I lean over to see where he’s pointing. “Why that one?” I ask.
“I don’t know, it sounds cool. You could do, like, Kurt Cobain or Darth Vader.”
I narrow my eyes at him. “Those are your examples? What have you been reading?” I turn to Carmichael and say, “Is this your influence?”
He lifts his hands defensively and goes, “I don’t know what either of you are talking about.”
“I’m in seventh grade,” Tommy huffs. “I know who Kurt Cobain is, jeez.”
Carmichael lifts himself out of his seat, leaning over the table to read the question. “It says the person had to be alive at some point, though, so I think Darth Vader is out.”
“That’s too bad,” I say. “He had such an impact on my love of light sabers.”
Tommy shrugs, unoffended. “That’s the one I’d do,” he says.
“And you’d write to Kurt Cobain?” Carmichael asks.
“Maybe,” he says. “Or, like, maybe, I don’t know . . .” He gives me kind of a sideways glance and shrugs again. “Maybe, like, Emma Putnam.”
My stomach does a little flip. But just a little one. I stare at my little brother for a second, and I can see he’s holding his breath, a little scared of what I might say.

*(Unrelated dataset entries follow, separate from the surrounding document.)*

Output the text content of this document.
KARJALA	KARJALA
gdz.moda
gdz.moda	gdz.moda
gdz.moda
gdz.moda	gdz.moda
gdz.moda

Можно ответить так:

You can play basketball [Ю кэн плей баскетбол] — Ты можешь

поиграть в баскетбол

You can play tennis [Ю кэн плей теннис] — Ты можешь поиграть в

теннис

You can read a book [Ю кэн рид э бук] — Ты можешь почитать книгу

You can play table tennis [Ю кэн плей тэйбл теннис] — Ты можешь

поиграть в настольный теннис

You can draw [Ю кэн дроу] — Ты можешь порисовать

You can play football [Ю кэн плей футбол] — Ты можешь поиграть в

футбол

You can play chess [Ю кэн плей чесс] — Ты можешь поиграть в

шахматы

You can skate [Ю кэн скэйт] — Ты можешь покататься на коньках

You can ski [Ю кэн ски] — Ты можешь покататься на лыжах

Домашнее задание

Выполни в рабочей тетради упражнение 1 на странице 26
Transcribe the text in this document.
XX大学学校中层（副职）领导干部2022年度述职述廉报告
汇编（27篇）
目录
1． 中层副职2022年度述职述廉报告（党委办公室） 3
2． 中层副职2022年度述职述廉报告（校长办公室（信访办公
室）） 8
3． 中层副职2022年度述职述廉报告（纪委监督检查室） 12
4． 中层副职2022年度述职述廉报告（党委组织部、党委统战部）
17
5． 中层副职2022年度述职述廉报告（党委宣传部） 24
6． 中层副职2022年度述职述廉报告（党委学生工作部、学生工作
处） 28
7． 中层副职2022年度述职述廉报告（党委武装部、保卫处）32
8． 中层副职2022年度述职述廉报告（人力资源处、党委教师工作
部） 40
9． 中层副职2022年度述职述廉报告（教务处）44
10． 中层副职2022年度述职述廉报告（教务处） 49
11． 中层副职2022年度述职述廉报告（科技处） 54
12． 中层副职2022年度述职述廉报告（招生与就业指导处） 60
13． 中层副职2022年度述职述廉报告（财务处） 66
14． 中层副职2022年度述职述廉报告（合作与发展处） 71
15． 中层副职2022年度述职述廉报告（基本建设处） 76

“Well,” I say, “I kind of already did write a letter to Emma.”
Tommy looks back at the table in front of him and shrugs. “I just mean, you know—”
“Wait,” I say. “That actually gives me an idea.”
He looks back up. “An idea for the essay?”
“Well, no—I mean, maybe, yeah, I think I have someone I could write to. But what if—” I pull the laptop back to my side of the table and open it, starting a new Google search. “I’ve just been thinking a lot about, like, what if there was something I could do that might actually help Emma? Or not Emma, exactly, but people—people in a similar situation?”